Moral judgment in historical writing, Richards claimed, is unavoidable because of the deep grammar of narrative history.
Richards began his argument discussing how time is represented in narrative histories, emphasizing a particular concern of his, which he termed "time of narrative construction."
Citing Thucydides' The History of the Peloponnesian War, Richards argued that in constructing an explanation of the Spartan victory, Thucydides had the benefit of hindsight, which afforded him the opportunity to choose antecedent events "that would be epistemologically tinged with Athenian folly yet to come.
"The historian, by reason of his or her temporal horizon, arranges antecedent events to make their outcome, the central event of interest, something the reader can expect," Richards said. "In the ideal case, it is something that would be regarded as inevitable given the antecedent events, all the while keeping his actors in the dark until the last minute."
Such a narration, according to Richards, has a different causal logic from events in nature. The historian's moral assessments, he argued, are based on the different causal logic of narrative history.
According to Richards, there are two primary ways that a historian assigns moral characterization to an actor in history. "First, we do think that when we morally evaluate an action, we assume the individual could have chosen otherwise," he said. "There will thus be a tension between the actors represented as regarding the future as open, as full of possibilities, and the historian's knowledge that the future is really closed."

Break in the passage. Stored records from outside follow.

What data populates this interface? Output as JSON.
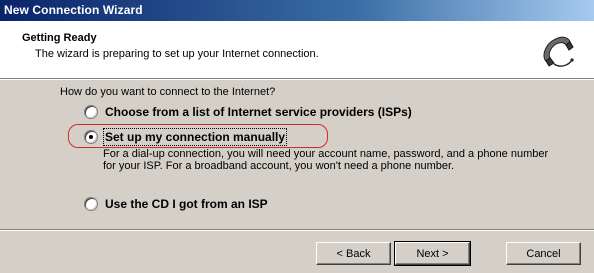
{
  "window": {
    "title": "New Connection Wizard"
  },
  "header": {
    "title": "Getting Ready",
    "subtitle": "The wizard is preparing to set up your Internet connection.",
    "icon": "telephone-handset-icon"
  },
  "main": {
    "question": "How do you want to connect to the Internet?",
    "options": [
      {
        "label": "Choose from a list of Internet service providers (ISPs)",
        "selected": false
      },
      {
        "label": "Set up my connection manually",
        "selected": true
      },
      {
        "label": "Use the CD I got from an ISP",
        "selected": false
      }
    ],
    "manual_description": "For a dial-up connection, you will need your account name, password, and a phone number for your ISP. For a broadband account, you won't need a phone number."
  },
  "footer": {
    "back_label": "< Back",
    "next_label": "Next >",
    "cancel_label": "Cancel"
  },
  "colors": {
    "title_bar_start": "#0a246a",
    "title_bar_end": "#a6caf0",
    "dialog_face": "#d4d0c8",
    "annotation_red": "#d42a2a"
  }
}
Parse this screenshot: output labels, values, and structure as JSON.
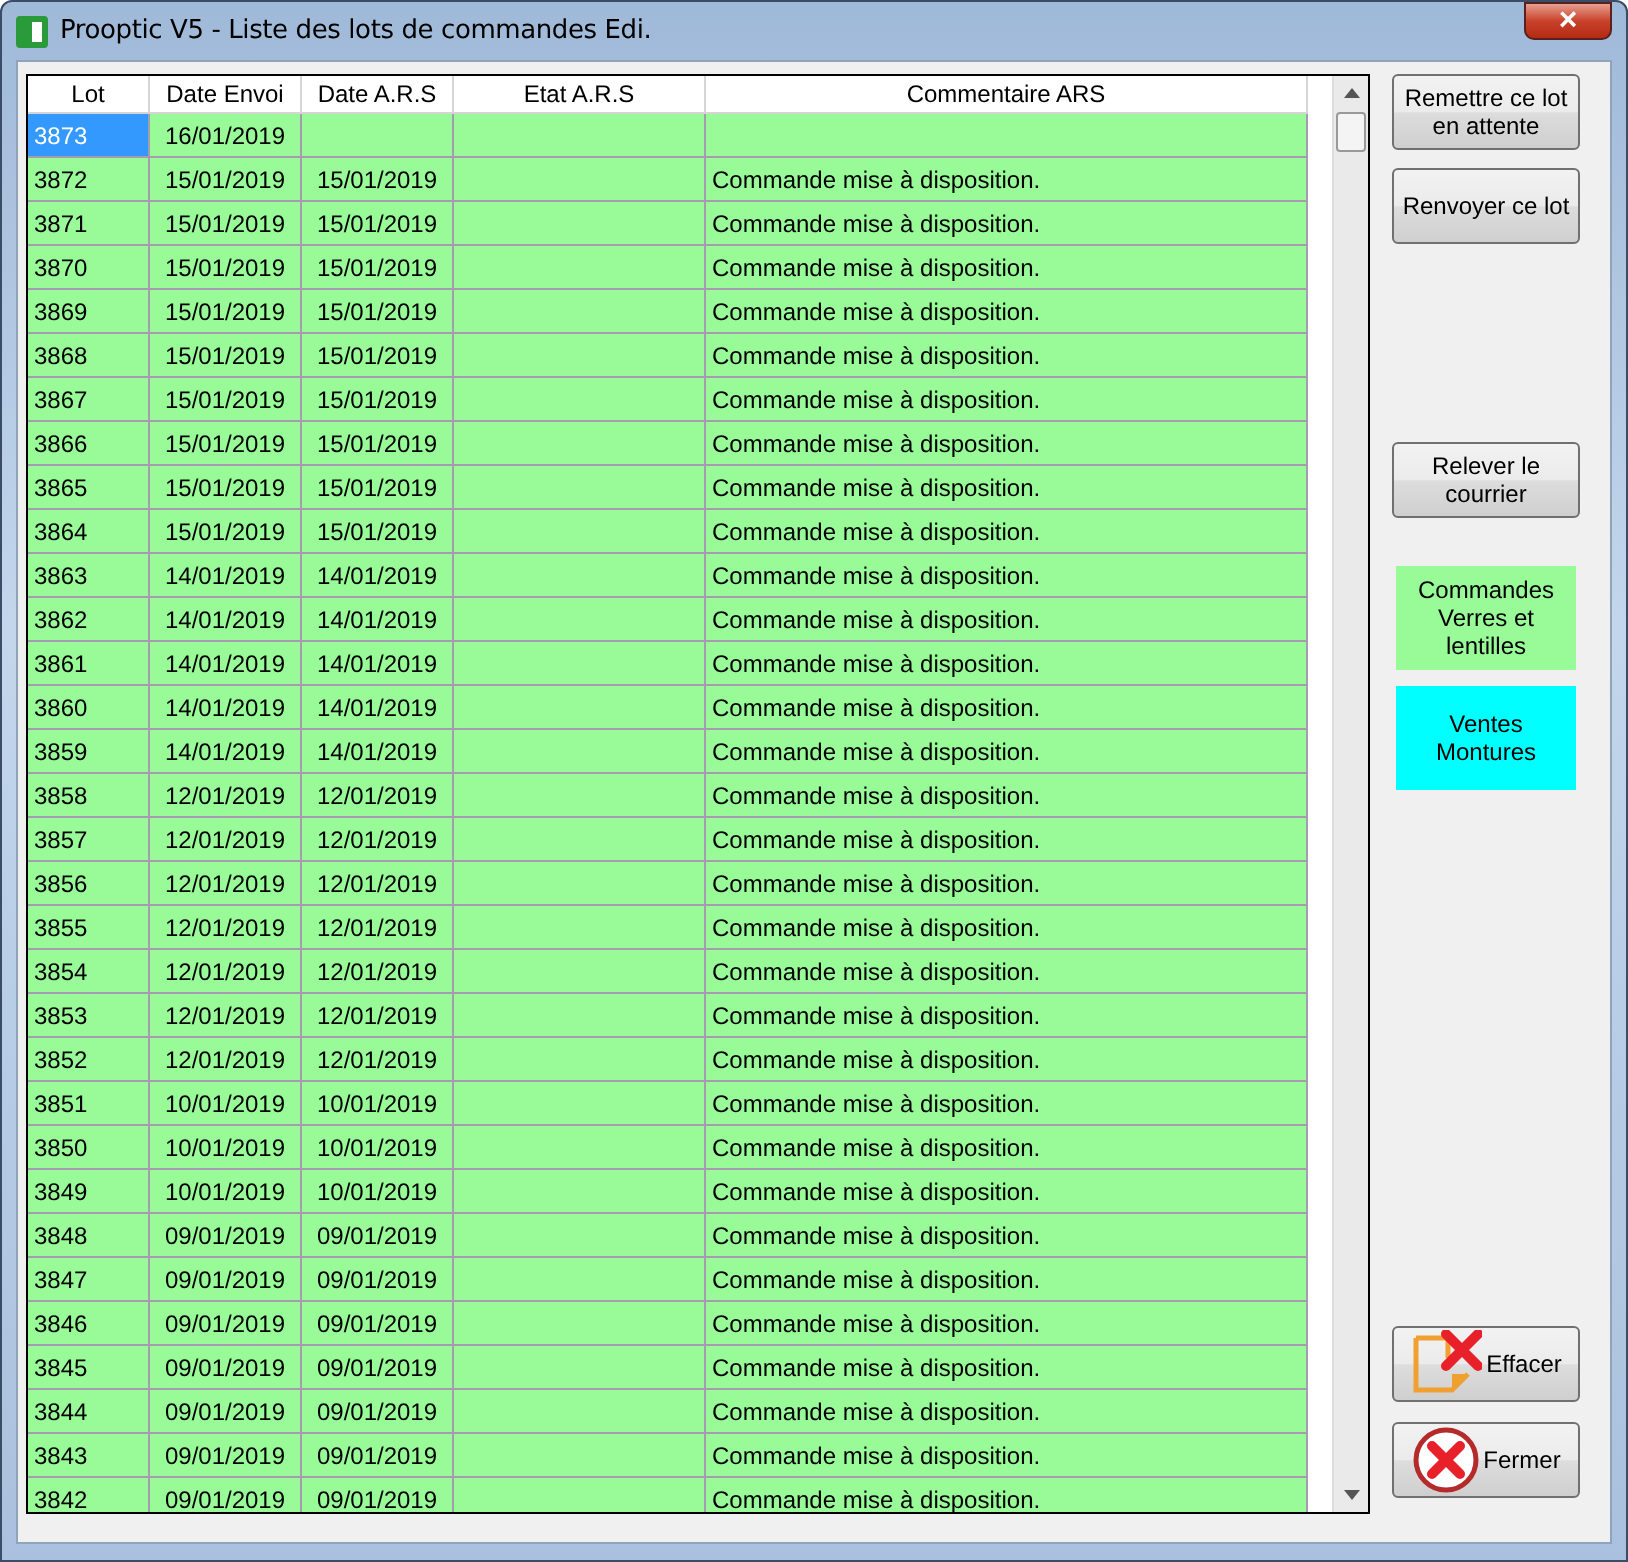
{
  "window": {
    "title": "Prooptic V5 - Liste des lots de commandes Edi.",
    "close": "×"
  },
  "table": {
    "columns": [
      "Lot",
      "Date Envoi",
      "Date A.R.S",
      "Etat A.R.S",
      "Commentaire ARS"
    ],
    "rows": [
      {
        "selected": true,
        "cells": [
          "3873",
          "16/01/2019",
          "",
          "",
          ""
        ]
      },
      {
        "selected": false,
        "cells": [
          "3872",
          "15/01/2019",
          "15/01/2019",
          "",
          "Commande mise à disposition."
        ]
      },
      {
        "selected": false,
        "cells": [
          "3871",
          "15/01/2019",
          "15/01/2019",
          "",
          "Commande mise à disposition."
        ]
      },
      {
        "selected": false,
        "cells": [
          "3870",
          "15/01/2019",
          "15/01/2019",
          "",
          "Commande mise à disposition."
        ]
      },
      {
        "selected": false,
        "cells": [
          "3869",
          "15/01/2019",
          "15/01/2019",
          "",
          "Commande mise à disposition."
        ]
      },
      {
        "selected": false,
        "cells": [
          "3868",
          "15/01/2019",
          "15/01/2019",
          "",
          "Commande mise à disposition."
        ]
      },
      {
        "selected": false,
        "cells": [
          "3867",
          "15/01/2019",
          "15/01/2019",
          "",
          "Commande mise à disposition."
        ]
      },
      {
        "selected": false,
        "cells": [
          "3866",
          "15/01/2019",
          "15/01/2019",
          "",
          "Commande mise à disposition."
        ]
      },
      {
        "selected": false,
        "cells": [
          "3865",
          "15/01/2019",
          "15/01/2019",
          "",
          "Commande mise à disposition."
        ]
      },
      {
        "selected": false,
        "cells": [
          "3864",
          "15/01/2019",
          "15/01/2019",
          "",
          "Commande mise à disposition."
        ]
      },
      {
        "selected": false,
        "cells": [
          "3863",
          "14/01/2019",
          "14/01/2019",
          "",
          "Commande mise à disposition."
        ]
      },
      {
        "selected": false,
        "cells": [
          "3862",
          "14/01/2019",
          "14/01/2019",
          "",
          "Commande mise à disposition."
        ]
      },
      {
        "selected": false,
        "cells": [
          "3861",
          "14/01/2019",
          "14/01/2019",
          "",
          "Commande mise à disposition."
        ]
      },
      {
        "selected": false,
        "cells": [
          "3860",
          "14/01/2019",
          "14/01/2019",
          "",
          "Commande mise à disposition."
        ]
      },
      {
        "selected": false,
        "cells": [
          "3859",
          "14/01/2019",
          "14/01/2019",
          "",
          "Commande mise à disposition."
        ]
      },
      {
        "selected": false,
        "cells": [
          "3858",
          "12/01/2019",
          "12/01/2019",
          "",
          "Commande mise à disposition."
        ]
      },
      {
        "selected": false,
        "cells": [
          "3857",
          "12/01/2019",
          "12/01/2019",
          "",
          "Commande mise à disposition."
        ]
      },
      {
        "selected": false,
        "cells": [
          "3856",
          "12/01/2019",
          "12/01/2019",
          "",
          "Commande mise à disposition."
        ]
      },
      {
        "selected": false,
        "cells": [
          "3855",
          "12/01/2019",
          "12/01/2019",
          "",
          "Commande mise à disposition."
        ]
      },
      {
        "selected": false,
        "cells": [
          "3854",
          "12/01/2019",
          "12/01/2019",
          "",
          "Commande mise à disposition."
        ]
      },
      {
        "selected": false,
        "cells": [
          "3853",
          "12/01/2019",
          "12/01/2019",
          "",
          "Commande mise à disposition."
        ]
      },
      {
        "selected": false,
        "cells": [
          "3852",
          "12/01/2019",
          "12/01/2019",
          "",
          "Commande mise à disposition."
        ]
      },
      {
        "selected": false,
        "cells": [
          "3851",
          "10/01/2019",
          "10/01/2019",
          "",
          "Commande mise à disposition."
        ]
      },
      {
        "selected": false,
        "cells": [
          "3850",
          "10/01/2019",
          "10/01/2019",
          "",
          "Commande mise à disposition."
        ]
      },
      {
        "selected": false,
        "cells": [
          "3849",
          "10/01/2019",
          "10/01/2019",
          "",
          "Commande mise à disposition."
        ]
      },
      {
        "selected": false,
        "cells": [
          "3848",
          "09/01/2019",
          "09/01/2019",
          "",
          "Commande mise à disposition."
        ]
      },
      {
        "selected": false,
        "cells": [
          "3847",
          "09/01/2019",
          "09/01/2019",
          "",
          "Commande mise à disposition."
        ]
      },
      {
        "selected": false,
        "cells": [
          "3846",
          "09/01/2019",
          "09/01/2019",
          "",
          "Commande mise à disposition."
        ]
      },
      {
        "selected": false,
        "cells": [
          "3845",
          "09/01/2019",
          "09/01/2019",
          "",
          "Commande mise à disposition."
        ]
      },
      {
        "selected": false,
        "cells": [
          "3844",
          "09/01/2019",
          "09/01/2019",
          "",
          "Commande mise à disposition."
        ]
      },
      {
        "selected": false,
        "cells": [
          "3843",
          "09/01/2019",
          "09/01/2019",
          "",
          "Commande mise à disposition."
        ]
      },
      {
        "selected": false,
        "cells": [
          "3842",
          "09/01/2019",
          "09/01/2019",
          "",
          "Commande mise à disposition."
        ]
      }
    ]
  },
  "side_buttons": [
    {
      "label": "Remettre ce lot en attente"
    },
    {
      "label": "Renvoyer ce lot"
    },
    {
      "label": "Relever le courrier"
    }
  ],
  "legend": [
    {
      "label": "Commandes Verres et lentilles",
      "color": "#98fb98"
    },
    {
      "label": "Ventes Montures",
      "color": "#00ffff"
    }
  ],
  "bottom_buttons": [
    {
      "kind": "erase",
      "label": "Effacer"
    },
    {
      "kind": "close",
      "label": "Fermer"
    }
  ]
}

Moral assessment is assigned, secondly, in the historian's construction of the sequence of events that explain a resulting consequence. "The historian will also be making a moral evaluation of the actions of charactersimplicitly at leastand will arrange that sequence in which the character's actions are placed so as either morally to indict the individual, or morally to exculpate the individual, or, what is more frequently the case, to locate the individual's action in a morally neutral ground," Richards explained.
Richards elaborated on his claim that historians must make moral judgments in their narrations by discussing the "moral structure of narrative grammar," noting that virtually every descriptive term employed by historians is normative. The historian, Richards claimed, must employ norms governing intentional behavior, in a moral context, in order to assign motives and intentions to individuals whose actions affect others.

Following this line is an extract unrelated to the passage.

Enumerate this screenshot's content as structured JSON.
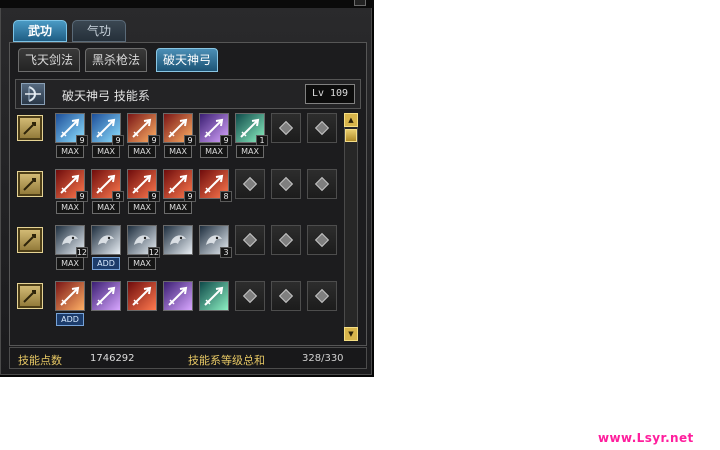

Turning his attention to Haeckel, Richards evaluated popular history's moral assessment of the German biologist and champion of Darwinism. In particular, Richards focused on Haeckel's assumption of progress in evolution, which led him to postulate a correlation between race and advancement. Richards recanted Haeckel's infamous illustration of this theory, which proposed certain peoples to be superior to "lower species" of humans. Haeckel's classification has led some historians to include him among the ranks of the proto-Nazis.
While Richards maintained that the moral judgments are unavoidable in narrative history, he did offer his audiences several principles to govern these moral judgments. First, he said, there is "the supreme principle of assessment," which should evaluate all actions with the same moral core. Other principles included understanding the intention and beliefs of the actor, and the actor's motive for acting.
Based on these principles, Richards concluded that it could only be "tendentious" and "dogmatic" to condemn Darwin for Nazism, although Richards confessed that he still has not made up his mind on Haeckel.
Richards's presentation met with enthusiasm from the audience. "I think Richards's discussion of the historian's role in assigning moral judgment was just that kind of subject that could speak to people from many fields," said Julianna Chen, a third-year in the College concentrating in history. "This University has a pretty exceptional environment for cross-disciplinary work, but, even so, an occasion like this where you have people from the sciences and humanities side by side is not that frequent, so far as I can tell," she said.
Following the lecture, Richards said that he received many e-mails of congratulations, but also invitations to have coffee and discuss points of disagreement. "It is such reactions that make Chicago the most exhilarating of universities," he said.